The Sunny Side of Trump
Surprise! Trump May Be Great for Business
The second-biggest surprise of November, after the election of Donald Trump, has been the warm reception the president-elect has gotten from businesses and investors. Before Nov. 8 the consensus was that a Trump victory would tank the stock market. Instead, stocks have risen. The dollar is up. Several economists have raised their projections for economic growth in 2017 and 2018. On Nov. 15 one of the most heeded figures in the investing world tiptoed up to the edge of saying something nice about the makeup of the embryonic Trump administration. “There’s a good chance that the ‘craziness’ factor will be smaller and play a lesser role in driving outcomes than many had feared,” Ray Dalio, founder of Bridgewater Associates, the world’s biggest hedge fund, wrote on LinkedIn. “Our very preliminary assessment is that on the economic front, the developments are broadly positive—the straws in the wind suggest that many of the people under consideration … probably won’t recklessly and stupidly drive the economy into a ditch.”

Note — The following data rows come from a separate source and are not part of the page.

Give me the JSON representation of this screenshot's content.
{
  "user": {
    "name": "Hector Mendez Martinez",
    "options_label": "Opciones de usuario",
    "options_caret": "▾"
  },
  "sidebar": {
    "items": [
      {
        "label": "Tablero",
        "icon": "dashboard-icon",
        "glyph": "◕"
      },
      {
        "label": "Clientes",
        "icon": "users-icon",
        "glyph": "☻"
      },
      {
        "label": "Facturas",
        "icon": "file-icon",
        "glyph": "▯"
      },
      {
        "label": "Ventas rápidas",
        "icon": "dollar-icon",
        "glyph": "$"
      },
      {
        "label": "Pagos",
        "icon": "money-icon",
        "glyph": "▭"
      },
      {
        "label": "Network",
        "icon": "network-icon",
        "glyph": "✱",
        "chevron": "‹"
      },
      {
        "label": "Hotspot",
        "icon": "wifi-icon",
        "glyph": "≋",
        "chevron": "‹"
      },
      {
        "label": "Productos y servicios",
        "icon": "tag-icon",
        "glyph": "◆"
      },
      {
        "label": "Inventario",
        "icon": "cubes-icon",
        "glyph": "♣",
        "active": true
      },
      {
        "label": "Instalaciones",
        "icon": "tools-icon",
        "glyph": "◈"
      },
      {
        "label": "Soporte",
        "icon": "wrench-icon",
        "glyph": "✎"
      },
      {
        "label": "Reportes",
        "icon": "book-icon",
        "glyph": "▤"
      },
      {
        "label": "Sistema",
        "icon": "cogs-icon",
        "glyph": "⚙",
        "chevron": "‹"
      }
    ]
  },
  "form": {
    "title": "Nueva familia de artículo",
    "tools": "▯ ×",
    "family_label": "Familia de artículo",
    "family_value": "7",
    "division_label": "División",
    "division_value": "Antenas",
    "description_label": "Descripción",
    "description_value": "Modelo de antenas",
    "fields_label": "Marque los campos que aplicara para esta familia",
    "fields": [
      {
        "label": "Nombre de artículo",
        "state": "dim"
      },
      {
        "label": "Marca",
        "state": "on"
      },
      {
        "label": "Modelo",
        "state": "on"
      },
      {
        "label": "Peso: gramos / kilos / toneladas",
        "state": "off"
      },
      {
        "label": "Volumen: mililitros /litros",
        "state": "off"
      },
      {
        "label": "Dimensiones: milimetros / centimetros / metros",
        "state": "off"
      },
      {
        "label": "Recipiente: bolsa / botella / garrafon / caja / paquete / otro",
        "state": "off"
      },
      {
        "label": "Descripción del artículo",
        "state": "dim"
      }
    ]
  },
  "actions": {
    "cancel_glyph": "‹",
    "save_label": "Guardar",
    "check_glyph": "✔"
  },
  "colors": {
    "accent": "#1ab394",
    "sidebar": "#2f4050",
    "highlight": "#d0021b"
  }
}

Even some of Trump’s fiercest opponents are backing down from the equation that Trump equals calamity. In a Nov. 14 New York Times op-ed, Paul Krugman, the Nobel laureate economist, wrote that while he continues to believe electing Trump was a grave error, “don’t be surprised if economic growth actually accelerates for a couple of years.” Businesspeople who are weary of Washington gridlock are optimistic something might actually get done. This is the first time since Dwight Eisenhower was elected in 1952 that a Republican president will enter office with GOP majorities in both the House and the Senate. “It has been roses and sunshine,” Tom Cole, a Republican representative from Oklahoma, told reporters.